Saturday, April 07, 2007

Blogs Are 10 Years Old Already?

Yep, according to the Guardian's technology correspondent, Bobbie Johnson, blogs are 10 years old this week.

The very first ever blog post was, apparently, "Check this out. Amazing!"

I didn't know Duncan had been around that long.

It was another two years after that first post before the word "blog' was even coined, but now as we all know there's one born every second. Technorati says there are over 71 million blogs, and another 120,000 new ones every day. (And we all want to know why Duncan won't link to us.)

Dan Gillmor, author of "citizen journalism bible" We The Media, is upbeat about the social web which has evolved around blogging:
"Blogging and other kinds of conversational media are the early tools of a truly read-write web...They've helped turn media consumers into creators, and creators into collaborators - a shift whose impact we're just beginning to feel, much less understand."
But others aren't so positive.
Not everyone believes the influence of blogging will be long lasting. Andrew Keen, a former dotcom entrepreneur and the author of the forthcoming book Cult of the Amateur: How Today's Internet is Killing Our Culture, says that though it is enticing to believe that online diaries are empowering, the hype is dangerous.

"It's seductive in the sense that it convinces people to think they have more to say and are more interesting than they really are," he said. "The real issue is whether it adds any more to our culture.
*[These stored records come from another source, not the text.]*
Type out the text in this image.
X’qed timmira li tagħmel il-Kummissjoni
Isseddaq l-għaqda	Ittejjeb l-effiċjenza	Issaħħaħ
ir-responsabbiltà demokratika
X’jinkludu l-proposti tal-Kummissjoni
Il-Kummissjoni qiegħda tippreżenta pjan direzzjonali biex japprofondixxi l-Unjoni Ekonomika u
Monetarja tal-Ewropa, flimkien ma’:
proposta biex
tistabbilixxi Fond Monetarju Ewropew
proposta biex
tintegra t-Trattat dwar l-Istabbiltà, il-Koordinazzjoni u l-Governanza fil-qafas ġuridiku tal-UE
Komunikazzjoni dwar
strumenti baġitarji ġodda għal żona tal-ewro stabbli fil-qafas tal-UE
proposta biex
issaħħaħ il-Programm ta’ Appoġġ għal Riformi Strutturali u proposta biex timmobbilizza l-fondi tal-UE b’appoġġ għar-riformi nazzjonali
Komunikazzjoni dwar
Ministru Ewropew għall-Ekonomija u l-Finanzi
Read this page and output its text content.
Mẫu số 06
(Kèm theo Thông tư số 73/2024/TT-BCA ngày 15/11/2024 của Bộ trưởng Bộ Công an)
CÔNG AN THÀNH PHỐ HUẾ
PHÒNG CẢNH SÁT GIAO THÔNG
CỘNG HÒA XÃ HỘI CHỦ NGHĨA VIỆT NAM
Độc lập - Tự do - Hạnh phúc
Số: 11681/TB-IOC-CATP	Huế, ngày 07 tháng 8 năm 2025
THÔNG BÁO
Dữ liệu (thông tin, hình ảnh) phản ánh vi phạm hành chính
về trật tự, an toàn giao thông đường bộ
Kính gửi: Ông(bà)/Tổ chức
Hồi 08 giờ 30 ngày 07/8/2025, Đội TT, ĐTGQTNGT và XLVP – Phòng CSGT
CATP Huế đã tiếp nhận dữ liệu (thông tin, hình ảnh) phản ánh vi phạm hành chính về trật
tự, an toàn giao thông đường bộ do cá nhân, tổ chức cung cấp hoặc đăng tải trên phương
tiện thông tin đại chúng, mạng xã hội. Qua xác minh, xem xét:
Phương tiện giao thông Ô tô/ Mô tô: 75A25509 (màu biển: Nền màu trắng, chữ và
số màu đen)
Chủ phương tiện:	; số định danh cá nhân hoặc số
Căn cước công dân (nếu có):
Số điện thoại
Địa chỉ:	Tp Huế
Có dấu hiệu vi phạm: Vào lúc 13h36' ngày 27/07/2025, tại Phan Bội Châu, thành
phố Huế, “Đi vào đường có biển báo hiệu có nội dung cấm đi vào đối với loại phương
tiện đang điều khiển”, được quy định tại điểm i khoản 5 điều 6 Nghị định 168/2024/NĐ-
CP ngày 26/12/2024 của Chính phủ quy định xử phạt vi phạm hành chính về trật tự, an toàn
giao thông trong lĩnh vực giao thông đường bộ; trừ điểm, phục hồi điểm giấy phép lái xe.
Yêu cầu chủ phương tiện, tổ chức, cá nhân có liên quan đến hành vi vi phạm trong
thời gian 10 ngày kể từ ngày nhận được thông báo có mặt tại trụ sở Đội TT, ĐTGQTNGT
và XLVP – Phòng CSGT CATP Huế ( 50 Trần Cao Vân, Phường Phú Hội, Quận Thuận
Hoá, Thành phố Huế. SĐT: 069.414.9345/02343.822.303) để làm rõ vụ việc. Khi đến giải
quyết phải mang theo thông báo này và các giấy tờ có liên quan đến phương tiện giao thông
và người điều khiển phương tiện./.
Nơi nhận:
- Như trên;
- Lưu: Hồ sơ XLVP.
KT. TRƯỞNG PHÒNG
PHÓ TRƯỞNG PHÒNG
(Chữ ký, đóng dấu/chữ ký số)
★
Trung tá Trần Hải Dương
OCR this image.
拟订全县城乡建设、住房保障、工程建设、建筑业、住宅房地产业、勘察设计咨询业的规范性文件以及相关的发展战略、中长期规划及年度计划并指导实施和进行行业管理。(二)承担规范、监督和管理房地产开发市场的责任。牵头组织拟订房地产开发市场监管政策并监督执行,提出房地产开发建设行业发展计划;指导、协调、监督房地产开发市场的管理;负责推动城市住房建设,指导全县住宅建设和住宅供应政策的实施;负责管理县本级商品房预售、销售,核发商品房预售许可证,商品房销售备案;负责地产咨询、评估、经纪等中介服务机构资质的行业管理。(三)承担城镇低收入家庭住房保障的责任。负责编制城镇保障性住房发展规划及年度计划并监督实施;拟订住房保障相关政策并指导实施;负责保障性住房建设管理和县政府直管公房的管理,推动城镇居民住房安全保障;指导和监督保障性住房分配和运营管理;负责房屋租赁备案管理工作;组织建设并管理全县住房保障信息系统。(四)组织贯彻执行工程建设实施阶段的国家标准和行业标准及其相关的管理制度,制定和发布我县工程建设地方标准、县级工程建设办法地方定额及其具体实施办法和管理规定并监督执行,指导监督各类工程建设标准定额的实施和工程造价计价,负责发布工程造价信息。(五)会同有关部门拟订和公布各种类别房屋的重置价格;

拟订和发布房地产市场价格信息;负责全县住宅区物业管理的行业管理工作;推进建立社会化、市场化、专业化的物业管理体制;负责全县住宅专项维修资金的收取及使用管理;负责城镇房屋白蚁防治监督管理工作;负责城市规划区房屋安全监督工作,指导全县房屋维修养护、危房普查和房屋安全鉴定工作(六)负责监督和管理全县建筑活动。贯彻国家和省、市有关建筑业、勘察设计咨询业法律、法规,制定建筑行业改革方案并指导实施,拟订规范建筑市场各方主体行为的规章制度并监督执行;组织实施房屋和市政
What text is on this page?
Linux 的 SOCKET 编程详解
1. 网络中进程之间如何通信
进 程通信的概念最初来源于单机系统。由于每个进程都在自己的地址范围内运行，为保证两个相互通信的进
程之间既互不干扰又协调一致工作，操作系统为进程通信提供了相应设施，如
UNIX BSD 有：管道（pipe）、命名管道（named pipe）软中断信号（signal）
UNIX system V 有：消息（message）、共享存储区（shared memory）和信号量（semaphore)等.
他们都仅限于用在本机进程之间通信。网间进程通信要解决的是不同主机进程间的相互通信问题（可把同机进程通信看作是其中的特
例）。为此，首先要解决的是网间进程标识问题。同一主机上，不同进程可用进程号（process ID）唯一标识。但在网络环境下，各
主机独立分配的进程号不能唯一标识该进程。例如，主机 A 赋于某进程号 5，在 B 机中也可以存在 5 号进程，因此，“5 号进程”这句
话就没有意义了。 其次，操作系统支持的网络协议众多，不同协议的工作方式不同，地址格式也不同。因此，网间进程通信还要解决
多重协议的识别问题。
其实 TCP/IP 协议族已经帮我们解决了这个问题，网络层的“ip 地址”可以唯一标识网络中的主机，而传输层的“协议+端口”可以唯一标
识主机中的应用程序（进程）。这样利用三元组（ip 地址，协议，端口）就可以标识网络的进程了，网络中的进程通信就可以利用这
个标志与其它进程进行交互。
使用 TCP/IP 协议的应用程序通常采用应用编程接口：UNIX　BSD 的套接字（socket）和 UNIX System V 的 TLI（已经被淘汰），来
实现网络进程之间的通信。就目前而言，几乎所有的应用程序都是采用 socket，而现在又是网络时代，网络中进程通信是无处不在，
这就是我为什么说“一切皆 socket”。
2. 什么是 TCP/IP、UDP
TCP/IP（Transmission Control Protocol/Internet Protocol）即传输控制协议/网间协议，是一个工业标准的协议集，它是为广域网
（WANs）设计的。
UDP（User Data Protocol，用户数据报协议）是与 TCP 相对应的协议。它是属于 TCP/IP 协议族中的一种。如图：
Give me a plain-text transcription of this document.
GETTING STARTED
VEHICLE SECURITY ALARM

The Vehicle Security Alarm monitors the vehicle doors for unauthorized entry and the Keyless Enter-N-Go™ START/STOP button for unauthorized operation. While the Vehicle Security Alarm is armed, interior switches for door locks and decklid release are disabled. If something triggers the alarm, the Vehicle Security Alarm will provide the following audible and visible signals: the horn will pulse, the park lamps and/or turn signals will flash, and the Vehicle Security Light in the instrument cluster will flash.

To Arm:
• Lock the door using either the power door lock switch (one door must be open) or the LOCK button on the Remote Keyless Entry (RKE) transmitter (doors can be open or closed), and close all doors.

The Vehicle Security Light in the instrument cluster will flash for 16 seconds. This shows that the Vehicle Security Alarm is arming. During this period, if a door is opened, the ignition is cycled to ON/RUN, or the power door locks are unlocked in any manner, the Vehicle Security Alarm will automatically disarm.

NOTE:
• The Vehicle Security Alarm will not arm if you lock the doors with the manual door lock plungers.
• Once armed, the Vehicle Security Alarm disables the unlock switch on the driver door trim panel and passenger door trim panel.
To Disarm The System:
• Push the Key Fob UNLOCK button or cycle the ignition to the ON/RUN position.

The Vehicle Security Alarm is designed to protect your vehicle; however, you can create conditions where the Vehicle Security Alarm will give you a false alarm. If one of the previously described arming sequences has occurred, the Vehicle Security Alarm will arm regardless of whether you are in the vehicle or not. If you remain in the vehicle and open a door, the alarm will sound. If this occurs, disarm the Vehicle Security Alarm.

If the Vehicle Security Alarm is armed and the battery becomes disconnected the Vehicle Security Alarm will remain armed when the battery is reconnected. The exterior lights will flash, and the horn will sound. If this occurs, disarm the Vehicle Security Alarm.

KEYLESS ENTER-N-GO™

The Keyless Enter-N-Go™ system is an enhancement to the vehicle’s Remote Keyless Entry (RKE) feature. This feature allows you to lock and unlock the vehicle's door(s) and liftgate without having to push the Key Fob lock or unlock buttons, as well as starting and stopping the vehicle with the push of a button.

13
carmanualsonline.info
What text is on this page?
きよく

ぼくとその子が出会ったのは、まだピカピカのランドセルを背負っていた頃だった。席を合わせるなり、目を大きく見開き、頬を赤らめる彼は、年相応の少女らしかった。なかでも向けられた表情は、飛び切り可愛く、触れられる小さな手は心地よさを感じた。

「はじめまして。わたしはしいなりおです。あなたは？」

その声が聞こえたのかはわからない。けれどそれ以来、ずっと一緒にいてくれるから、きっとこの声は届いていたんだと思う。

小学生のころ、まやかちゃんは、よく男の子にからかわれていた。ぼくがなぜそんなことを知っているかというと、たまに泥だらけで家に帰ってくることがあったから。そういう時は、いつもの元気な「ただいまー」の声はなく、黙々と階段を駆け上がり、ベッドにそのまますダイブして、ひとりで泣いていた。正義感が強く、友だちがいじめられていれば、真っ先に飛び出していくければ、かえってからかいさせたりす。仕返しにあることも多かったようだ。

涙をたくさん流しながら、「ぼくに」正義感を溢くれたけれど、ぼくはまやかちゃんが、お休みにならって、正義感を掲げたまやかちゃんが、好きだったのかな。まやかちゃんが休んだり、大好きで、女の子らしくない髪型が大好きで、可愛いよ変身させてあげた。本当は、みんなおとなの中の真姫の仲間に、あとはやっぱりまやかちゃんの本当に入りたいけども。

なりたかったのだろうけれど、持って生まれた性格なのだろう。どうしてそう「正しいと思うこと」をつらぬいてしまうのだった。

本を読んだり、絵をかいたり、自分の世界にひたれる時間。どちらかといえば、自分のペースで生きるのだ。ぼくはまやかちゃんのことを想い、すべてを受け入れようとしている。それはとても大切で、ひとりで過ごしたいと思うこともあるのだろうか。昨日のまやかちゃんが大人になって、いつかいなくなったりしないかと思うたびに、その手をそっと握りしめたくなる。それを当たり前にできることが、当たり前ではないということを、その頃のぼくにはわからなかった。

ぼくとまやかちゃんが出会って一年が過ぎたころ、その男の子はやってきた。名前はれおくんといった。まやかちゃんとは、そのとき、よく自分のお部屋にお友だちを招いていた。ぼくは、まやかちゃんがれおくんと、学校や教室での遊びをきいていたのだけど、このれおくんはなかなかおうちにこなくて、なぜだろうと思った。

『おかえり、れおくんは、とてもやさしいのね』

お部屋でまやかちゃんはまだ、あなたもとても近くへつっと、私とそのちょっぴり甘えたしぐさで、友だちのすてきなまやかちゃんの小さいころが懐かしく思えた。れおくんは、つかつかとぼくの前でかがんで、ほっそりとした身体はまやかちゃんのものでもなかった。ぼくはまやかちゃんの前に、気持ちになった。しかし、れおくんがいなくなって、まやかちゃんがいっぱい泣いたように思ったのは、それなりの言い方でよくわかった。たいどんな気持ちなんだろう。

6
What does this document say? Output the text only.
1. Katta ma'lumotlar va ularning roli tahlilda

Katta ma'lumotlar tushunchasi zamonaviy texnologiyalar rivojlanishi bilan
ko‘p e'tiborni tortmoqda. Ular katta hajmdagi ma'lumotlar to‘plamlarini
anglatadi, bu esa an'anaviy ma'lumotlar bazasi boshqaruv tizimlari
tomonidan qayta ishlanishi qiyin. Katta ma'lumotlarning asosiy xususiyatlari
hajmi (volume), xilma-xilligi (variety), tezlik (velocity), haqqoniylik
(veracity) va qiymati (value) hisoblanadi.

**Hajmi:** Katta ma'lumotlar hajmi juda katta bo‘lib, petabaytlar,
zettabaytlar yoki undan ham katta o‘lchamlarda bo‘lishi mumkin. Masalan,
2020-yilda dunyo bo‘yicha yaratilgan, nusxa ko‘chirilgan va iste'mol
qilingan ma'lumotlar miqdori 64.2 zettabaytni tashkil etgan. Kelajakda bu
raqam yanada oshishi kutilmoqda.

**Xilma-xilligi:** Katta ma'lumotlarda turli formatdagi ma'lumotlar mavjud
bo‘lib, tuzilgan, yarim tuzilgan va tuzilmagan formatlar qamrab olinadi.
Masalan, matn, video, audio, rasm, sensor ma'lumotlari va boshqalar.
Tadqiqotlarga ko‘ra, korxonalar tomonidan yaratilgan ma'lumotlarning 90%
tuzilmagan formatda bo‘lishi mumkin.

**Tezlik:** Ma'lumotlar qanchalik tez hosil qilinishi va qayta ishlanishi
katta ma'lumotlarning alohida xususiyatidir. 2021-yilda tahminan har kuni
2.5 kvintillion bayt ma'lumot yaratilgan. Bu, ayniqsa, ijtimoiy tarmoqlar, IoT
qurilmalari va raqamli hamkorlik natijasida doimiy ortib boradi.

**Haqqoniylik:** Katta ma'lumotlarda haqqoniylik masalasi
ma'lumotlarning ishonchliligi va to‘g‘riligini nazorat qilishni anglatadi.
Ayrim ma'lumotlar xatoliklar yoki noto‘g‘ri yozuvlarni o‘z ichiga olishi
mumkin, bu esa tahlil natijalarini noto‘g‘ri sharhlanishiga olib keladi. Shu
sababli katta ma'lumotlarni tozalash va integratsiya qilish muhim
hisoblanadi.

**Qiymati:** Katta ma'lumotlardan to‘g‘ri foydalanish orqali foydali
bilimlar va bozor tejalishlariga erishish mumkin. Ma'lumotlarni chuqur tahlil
Most of it is just so transient and ephemeral."

The rise of the blog also triggered the explosion of other sites on which ordinary people share their experiences, from social networks such as MySpace and Facebook to the video-sharing website YouTube. Mr Keen says this "digital narcissism" is spurred on in large part by the internet's overemphasis of a libertarian political outlook, and a tendency to make individuals talk to themselves about themselves.

But he admits that there have also been some important contributions.

"Not every blogger is a narcissist who has nothing to say. In particular there are people in China and Iraq who are blogging - and that is very brave," he said.

"But generally I don't see a social benefit. It's just a great vehicle for next-generation media personalities. Why do I want to know what some guy sitting on the west coast of America thinks about Iraq? Would you pay to listen to this person?"
Well, yep, actually...I pay to read some pundit who has never been near Iraq every time I buy a newspaper.

And that's really part of the point, isn't it? That if Charles Krauthammer or Bill Kristol can be taken seriously as an opinionator then so can John Doe, Joe Bloggs and YOU. There's every likelyhood that if you've done your homework your opinions are at least as informed and worthwhile. But you likely won't get paid for it, unlike Charles and Bill.

And yes, Keen has a bit of a point about bloggers talking to themselves about themselves. A lot of blogging content centers around what some other blogger has said and another big chunk is about what some media personality or pundit has said. Opinions about opinions. Still, that's an important dialogue for a democracy, to my mind, as long as it doesn't turn into gossip for gossip's sake. It's surely a healthy thing, rather than narcissistic, to examine and counter arguments which influence the decisions being made on behalf of everyone in this democracy.

Perhaps the most important role that blogs have carved out for themselves is that of an ad hoc Fifth Estate keeping an eye on the Fourth Estate - the press and news media - as well as on politicians themselves. And it's important to realize that blogs don't just do that by the kind of incisive focus on an event that Firedoglake or Talking Points memo have done recently. Blogs also have an effect by their overall gestalt - the far right wingosphere and lefty moonbats play as important a part in the overall process of this "Fifth Estate" as any centrist blogger or carefully measured essayist. We might not like that, individually, but there it is.

I'm pretty sure Keen is talking narcissistic crap (his own blog is all about his book) and that blogs will have an important role to play in the next ten years and beyond. What do you think?